Sorrisi e lui fece lo stesso. Camminammo sotto la pioggia per un po', senza dire una parola, ascoltando ció che la cittá ci urlava, in silenzio. Pareti segnate da murales incredibili, parchi verdi abbandonati dai bambini dalla risata facile. Metropolitane sporche, treni affollati, persone colorate ma vestite di nero. Sorrisi su bocche rosse e asciutte, parole bisbigliate, canzoni stonate.

Solo allora mi resi conto di non conoscere ancora il suo nome.

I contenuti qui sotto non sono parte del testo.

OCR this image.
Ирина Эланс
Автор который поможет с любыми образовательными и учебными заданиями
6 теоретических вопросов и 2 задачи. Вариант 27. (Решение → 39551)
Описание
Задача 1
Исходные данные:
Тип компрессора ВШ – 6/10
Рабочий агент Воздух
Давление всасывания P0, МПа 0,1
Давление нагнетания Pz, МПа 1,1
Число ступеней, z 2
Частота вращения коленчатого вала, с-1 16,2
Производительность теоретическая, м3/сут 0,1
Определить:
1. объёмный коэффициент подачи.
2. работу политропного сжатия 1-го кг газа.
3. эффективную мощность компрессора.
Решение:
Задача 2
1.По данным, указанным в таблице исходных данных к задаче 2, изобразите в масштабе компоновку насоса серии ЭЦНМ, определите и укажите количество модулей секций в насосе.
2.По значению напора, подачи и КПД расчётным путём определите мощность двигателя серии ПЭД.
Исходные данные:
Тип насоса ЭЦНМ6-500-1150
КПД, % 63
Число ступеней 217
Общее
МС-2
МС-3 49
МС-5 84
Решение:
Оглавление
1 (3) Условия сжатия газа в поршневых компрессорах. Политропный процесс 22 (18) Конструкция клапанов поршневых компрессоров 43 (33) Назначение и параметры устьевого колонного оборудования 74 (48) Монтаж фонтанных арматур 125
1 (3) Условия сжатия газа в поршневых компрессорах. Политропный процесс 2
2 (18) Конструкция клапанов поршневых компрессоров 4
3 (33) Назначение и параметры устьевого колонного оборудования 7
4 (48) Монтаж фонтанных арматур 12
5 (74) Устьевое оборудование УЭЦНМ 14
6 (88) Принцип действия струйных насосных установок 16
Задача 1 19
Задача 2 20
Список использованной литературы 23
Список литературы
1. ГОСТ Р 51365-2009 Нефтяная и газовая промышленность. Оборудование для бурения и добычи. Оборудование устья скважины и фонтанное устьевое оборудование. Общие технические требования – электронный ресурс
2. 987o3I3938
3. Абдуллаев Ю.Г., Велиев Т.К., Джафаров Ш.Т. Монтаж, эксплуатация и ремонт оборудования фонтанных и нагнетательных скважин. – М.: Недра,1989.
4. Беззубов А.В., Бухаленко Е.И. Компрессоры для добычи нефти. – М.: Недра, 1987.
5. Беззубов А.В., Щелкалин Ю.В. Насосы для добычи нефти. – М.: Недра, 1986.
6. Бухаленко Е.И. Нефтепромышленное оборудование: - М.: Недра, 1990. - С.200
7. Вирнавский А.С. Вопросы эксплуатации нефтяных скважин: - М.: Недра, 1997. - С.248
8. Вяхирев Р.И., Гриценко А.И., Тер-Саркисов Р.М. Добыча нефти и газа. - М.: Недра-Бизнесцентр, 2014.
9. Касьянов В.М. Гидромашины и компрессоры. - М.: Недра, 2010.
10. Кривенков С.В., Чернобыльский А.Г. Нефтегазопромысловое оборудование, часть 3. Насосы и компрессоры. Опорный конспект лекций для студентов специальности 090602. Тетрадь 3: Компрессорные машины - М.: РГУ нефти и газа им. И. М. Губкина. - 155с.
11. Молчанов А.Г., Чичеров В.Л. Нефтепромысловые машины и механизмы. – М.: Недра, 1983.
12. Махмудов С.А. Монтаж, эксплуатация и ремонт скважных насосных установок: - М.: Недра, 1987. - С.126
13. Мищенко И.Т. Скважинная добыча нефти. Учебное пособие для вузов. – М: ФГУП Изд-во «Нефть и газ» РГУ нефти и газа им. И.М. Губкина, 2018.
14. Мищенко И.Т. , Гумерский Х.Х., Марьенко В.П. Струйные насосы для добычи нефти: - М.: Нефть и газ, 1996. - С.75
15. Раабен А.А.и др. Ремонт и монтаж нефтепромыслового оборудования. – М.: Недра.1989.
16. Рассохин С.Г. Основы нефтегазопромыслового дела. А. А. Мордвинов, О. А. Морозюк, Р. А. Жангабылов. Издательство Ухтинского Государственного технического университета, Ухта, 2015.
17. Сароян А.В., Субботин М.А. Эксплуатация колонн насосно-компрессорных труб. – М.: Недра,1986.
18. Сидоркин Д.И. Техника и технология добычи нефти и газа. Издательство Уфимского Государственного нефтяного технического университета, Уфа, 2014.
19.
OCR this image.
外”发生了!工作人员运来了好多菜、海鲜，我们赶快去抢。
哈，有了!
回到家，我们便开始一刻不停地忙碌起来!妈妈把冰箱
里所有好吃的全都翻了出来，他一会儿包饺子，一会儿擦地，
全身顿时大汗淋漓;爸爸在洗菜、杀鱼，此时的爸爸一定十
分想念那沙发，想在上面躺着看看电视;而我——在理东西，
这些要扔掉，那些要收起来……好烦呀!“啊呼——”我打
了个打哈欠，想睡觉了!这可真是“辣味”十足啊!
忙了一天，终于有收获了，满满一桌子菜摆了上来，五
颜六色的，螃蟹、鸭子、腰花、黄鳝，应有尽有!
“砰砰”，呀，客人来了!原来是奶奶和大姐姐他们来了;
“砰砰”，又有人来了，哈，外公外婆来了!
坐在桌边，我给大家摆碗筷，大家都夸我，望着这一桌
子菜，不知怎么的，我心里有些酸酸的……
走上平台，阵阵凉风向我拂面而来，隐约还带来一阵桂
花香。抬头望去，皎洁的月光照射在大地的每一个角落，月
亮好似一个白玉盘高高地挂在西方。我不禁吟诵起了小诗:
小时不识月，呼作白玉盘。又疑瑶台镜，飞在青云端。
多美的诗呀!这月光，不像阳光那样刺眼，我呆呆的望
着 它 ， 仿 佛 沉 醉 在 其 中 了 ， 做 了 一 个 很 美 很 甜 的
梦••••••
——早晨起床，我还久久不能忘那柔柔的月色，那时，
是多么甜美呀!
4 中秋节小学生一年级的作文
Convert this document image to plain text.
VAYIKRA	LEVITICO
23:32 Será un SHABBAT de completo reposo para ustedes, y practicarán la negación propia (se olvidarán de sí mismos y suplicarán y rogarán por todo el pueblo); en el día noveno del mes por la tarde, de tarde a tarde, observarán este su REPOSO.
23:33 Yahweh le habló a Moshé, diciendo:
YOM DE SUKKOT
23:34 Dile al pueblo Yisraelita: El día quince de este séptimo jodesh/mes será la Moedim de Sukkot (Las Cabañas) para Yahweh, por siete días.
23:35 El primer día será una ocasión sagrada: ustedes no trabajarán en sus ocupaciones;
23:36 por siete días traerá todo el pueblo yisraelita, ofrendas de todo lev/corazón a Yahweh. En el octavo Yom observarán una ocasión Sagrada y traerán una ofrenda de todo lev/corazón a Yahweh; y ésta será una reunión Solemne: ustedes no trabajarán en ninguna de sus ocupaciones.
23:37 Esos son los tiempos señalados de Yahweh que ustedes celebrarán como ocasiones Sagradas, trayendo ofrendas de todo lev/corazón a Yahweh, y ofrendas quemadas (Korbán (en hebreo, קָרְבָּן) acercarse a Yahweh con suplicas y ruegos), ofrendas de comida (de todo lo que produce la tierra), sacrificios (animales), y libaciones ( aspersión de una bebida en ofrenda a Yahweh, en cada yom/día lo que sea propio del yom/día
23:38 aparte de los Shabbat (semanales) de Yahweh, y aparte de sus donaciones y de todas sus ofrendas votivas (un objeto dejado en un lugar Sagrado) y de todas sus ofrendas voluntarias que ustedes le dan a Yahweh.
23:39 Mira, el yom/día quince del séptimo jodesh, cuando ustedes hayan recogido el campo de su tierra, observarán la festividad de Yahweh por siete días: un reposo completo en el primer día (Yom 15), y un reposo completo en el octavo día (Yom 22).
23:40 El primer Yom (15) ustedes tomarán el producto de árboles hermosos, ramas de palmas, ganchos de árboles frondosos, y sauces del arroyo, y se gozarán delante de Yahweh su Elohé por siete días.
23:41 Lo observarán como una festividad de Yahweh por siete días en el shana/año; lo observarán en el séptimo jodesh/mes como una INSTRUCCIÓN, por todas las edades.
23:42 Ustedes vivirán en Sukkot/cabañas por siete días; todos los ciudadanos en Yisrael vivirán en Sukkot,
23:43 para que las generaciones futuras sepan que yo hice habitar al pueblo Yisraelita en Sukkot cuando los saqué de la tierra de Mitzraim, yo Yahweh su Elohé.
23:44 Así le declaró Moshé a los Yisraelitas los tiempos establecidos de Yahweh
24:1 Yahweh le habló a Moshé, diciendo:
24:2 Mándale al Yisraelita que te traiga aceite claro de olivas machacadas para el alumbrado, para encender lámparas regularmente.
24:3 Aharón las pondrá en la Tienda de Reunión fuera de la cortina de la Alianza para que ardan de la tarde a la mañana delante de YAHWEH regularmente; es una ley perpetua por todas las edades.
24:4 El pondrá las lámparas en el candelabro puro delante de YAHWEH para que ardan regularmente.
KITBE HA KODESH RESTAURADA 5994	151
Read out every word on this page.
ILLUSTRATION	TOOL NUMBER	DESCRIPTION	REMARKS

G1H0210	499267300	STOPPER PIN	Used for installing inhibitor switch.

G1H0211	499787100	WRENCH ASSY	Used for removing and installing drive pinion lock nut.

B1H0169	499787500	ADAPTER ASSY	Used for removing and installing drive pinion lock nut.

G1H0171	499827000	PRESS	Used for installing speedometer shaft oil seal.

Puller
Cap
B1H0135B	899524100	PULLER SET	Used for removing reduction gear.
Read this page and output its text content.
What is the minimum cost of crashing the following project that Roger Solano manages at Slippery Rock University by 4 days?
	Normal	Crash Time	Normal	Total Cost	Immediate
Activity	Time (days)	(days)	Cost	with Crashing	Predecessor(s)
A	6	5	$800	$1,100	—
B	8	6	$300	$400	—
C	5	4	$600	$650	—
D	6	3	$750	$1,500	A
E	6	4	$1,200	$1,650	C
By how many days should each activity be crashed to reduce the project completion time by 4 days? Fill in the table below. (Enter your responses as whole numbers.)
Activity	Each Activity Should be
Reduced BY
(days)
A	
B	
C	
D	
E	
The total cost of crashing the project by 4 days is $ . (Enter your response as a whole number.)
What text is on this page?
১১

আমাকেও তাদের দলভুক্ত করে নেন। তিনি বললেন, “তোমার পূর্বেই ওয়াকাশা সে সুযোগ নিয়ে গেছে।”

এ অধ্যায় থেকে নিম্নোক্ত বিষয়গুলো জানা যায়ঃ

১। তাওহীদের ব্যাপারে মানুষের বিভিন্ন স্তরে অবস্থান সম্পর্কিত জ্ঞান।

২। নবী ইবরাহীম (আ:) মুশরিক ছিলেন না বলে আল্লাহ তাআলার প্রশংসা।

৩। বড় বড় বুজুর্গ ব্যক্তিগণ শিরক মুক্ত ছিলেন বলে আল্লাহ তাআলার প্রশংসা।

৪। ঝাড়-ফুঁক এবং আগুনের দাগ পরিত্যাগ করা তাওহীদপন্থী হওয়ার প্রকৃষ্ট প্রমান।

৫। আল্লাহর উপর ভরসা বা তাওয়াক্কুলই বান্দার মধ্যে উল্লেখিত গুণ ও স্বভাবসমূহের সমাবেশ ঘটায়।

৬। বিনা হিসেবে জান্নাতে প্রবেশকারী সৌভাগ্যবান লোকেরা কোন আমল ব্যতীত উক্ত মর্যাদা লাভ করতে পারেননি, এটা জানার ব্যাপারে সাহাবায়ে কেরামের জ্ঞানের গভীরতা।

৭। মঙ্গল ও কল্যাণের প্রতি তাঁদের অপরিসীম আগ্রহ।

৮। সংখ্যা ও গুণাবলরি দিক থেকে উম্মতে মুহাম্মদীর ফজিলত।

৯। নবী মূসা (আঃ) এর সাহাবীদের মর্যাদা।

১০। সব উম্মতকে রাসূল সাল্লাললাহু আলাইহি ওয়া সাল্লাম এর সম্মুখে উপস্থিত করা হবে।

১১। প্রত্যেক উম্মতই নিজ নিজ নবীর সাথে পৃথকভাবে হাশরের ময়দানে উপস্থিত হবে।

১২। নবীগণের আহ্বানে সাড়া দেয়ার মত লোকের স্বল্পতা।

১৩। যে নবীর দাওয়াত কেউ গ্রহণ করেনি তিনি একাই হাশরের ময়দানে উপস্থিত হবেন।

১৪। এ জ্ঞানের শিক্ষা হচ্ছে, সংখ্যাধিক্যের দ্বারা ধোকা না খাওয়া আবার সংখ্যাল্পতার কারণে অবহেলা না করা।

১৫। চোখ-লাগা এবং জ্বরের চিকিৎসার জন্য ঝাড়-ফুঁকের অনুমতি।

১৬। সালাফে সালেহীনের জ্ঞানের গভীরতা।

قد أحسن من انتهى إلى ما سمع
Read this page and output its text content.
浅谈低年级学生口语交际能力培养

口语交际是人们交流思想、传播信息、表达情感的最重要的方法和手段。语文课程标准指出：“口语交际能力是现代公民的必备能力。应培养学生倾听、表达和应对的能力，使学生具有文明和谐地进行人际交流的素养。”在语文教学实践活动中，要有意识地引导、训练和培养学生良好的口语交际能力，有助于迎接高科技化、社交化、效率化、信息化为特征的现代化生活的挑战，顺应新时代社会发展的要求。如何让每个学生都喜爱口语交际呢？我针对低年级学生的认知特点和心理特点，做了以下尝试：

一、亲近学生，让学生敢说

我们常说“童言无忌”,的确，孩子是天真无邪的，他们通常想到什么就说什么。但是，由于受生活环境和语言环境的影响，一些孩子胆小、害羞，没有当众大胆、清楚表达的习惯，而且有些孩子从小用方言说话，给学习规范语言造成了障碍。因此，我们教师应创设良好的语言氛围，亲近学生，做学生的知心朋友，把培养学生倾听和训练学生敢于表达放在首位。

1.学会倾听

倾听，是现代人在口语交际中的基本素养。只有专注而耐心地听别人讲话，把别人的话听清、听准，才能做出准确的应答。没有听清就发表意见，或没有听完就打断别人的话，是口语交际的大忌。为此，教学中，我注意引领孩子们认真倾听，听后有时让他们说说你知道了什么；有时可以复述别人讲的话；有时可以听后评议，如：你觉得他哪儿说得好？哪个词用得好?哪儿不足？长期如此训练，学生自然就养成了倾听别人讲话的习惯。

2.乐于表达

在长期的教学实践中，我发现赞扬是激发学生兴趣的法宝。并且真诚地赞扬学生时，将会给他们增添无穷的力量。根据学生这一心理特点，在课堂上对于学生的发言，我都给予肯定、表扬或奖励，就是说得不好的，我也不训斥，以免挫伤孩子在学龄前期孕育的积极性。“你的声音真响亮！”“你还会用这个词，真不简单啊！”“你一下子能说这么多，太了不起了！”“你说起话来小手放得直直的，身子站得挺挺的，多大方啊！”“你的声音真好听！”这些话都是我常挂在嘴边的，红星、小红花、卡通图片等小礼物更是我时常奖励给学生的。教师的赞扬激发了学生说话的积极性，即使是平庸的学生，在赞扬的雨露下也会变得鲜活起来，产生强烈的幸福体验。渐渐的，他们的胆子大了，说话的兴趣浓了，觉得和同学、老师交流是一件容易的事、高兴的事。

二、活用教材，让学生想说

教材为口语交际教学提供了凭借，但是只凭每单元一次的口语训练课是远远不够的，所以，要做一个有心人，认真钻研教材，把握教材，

Improvvisamente mi prese il polso e accelerò il passo.

-Seguimi.

Annuii.

La strada si fece a poco a poco più ripida e i negozi erano sempre più rari. Le persone che percorrevano il nostro stesso tratto erano davvero poche e per un attimo dubitai di lui, ma non dissi niente. Mi guardavo intorno in cerca di un aiuto, di un segnale, ma non riuscii a scovare nessuna informazione. Ero esausta quando arrivammo davanti ad una piccola casa, che pareva abbandonata.

-Eccoci.

Lo guardai, sperando che stesse scheranzo. Lui, come risposta, estrasse dalla tasca un paio di chiavi ed aprì la porta di legno scuro. L'interno era meglio di ció che mi aspettavo. Un buon profumo di fresco -di pulito, direbbe mia mamma- abbracciava tutte le stanze, arredate in maniera semplice ma di buon gusto. Pablo mi lasció il polso e mi strinse la mano, sfiorando con il pollice i polsi morbidi. Salimmo una ripida scala a chicciola e ci fermammo davanti ad una porta.

-Pronta?

-Direi proprio di sì.

Lui si scostò dall'ingresso e mi permise di guardare dentro: una fantastica vetrata offriva una veduta da togliere il respiro di tutta Madrid. Nella stanza, prorpio di fronte all'enorme finestra che occupava tutta una parete, un letto matrimoniale con un piumone che appariva caldo e accogliente. Tutt'intorno, appoggiati su mensole e scaffali, centinaia di libri. Libri colorati, profumati, vecchi, recenti, dalle copertine rovinate. Ne sfilai uno, lo aprii ad un pagina casuale e lessi ad alta voce.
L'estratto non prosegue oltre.